Gün doğmadan uyanıp hayvanlara yem veren, çocukları okula yollayan, sonra bir de tarlaya giden kadınlar…
Evde anne, tarlada işçi, toplumda görünmez…
Değişimin Ayak Sesleri – Kooperatifler ve Kadın Evleri.
Zamanla değişti Yazıhan. 1990’da ara seçimle ilçe oldu. Bununla birlikte değişen sadece sokaklar, binalar değil; kadınların hayatta bakışı da değişti.
Artık halı tezgahlarının yerini kooperatifler aldı.
Kadınlar bir araya geldiler, birlikte üretmeye, birlikte öğrenmeye başladılar. Belediyenin açtığı kadın evleri birer nefes alanı oldu.
Çevre köylerden gelip işlerini hallettikten sonra Yazıhan merkeze inen kadınlar, bir mola yeri, bir sıcak çorba, belki bir dost sohbeti buldular.
Bunlar küçük gibi görünen ama çok büyük kazanımlar.
Bugünün Kadınları Aydınlık Yarınlara.
Artık daha çok kadın okuryazar, kız çocukları okula gidiyor, genç kadınlar kendilerini geliştiriyor.
Eskiden sadece hayvancılıkla sınırlı olan kadın emeği, şimdi el sanatlarına, sosyal çalışmalara, eğitime ve hatta yerel yönetime kadar uzanıyor.
Kadınlar artık sadece yardımın değil, yaşamın ortağı.
Kendi ayakları üzerinde duran, kendi emeğini görünür kılan bir kadın profili yükseliyor Yazıhan’da.
Sessiz Kahramanlara Saygı!
Bu yazıyı okurken birçoğunuz belki o kadınları tanımıyorsunuz. Ama her birimizin hayatında bir “Yazıhan kadını” vardır.
Bir anne, bir nine, bir hala, bir komşu…
Onlar belli adlarını yazmadılar ama tarihe emekleriyle kazındılar.
Yazıhan’da kadın olmak, geçmişin yükünü bugünün umuduyla taşımaktır.
Ben biliyorum ki bu kadınlar, halı tezgahlarının ardından hayata dokunmaya devam edecekler.
Sevgili Kudret, yazını büyük bir zevkle okudum. Konuya okuyucunun dikkatini çekmeyi çok iyi becermiş burguların çok isabetli. Yazının edebi yönü de çok iyi. Bence yazmaya devam etmelisin. Anlatmaya çalıştığın konuları çarpıcı bir hale getirmeyi ve okuyucuyu yazının konusuna yönlendirmeyi iyi beceriyorsun. Seni bir yazar olarak görmek istiyoruz. Selamlar sevgiler. Dr. Gencettin Öner Yazar.
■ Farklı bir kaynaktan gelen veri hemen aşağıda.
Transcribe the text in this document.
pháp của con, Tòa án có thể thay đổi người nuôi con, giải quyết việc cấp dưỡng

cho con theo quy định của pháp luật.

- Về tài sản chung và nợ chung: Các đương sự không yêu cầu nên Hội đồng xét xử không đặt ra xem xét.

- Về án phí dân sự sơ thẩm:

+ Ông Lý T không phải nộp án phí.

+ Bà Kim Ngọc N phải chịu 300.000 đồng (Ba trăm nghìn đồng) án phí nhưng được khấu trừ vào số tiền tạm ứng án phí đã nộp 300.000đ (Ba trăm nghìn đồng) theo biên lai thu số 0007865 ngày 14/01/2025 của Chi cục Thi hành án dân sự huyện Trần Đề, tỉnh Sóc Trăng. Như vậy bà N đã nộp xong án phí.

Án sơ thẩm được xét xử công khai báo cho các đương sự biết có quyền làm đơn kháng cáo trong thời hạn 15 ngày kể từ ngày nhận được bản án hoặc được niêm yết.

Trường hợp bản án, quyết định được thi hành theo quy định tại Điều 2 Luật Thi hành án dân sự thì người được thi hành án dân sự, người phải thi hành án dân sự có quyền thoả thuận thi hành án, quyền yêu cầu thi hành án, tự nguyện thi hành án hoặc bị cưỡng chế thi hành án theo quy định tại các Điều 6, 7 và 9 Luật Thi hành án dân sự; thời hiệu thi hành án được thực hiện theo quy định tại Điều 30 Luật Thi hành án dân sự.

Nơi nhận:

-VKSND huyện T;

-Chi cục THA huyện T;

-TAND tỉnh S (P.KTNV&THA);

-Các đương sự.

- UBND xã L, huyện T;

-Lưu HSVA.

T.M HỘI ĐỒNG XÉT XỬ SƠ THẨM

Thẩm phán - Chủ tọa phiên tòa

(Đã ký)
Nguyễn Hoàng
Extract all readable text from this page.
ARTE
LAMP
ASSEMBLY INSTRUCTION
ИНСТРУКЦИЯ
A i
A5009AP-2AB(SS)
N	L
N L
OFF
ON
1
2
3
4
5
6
Ayakta dik durmak için önce biraz öne eğilmek ve bazen de tutunmak gerekiyor. Sonrası artık ayakta dimdik durursun. İşte o tutunacak her ne ise yada eğilecek kadar sabır.
Emeğinize sağlık…
Çok güzel olmuş..
Çok başarılı…
Evet ben hayatımda yakinen tanıma ve takdir etme, sevme ve saygıda, hürmette kusur etmemeye çalıştım sevgili anneme, anneanneme, babaanneme, bibilerime ve yengelerime(amojın ve halojın)…
Bu güzel yazınız için size çok teşekkür ediyorum, başta annem ile sevgili Merhum anneniz(bibim) olmak üzere vefat etmişlere rahmet ile yaşayanlara sağlık ve afiyet ile birlikte bereketli bir yaşam diliyorum…
Yazı çok dokunaklı ve akıcı bir dille yazılmış. Daha önemlisi Türkçenin çok iyi bir şekilde makalede kendini belli ediyor. Heviyamın ewe ku tı Kurdi ji zanıbe. Slav u rez
Kudret abla çok güzel bir yazıyla çok güzel bir anlatımla yazıhan’da kadın olmayı anlatmışsın eline emeğine sağlık çok teşekkür ederim
Gerçekten annelerimiz herbiri birer kahramandı. Emekleri çoktu.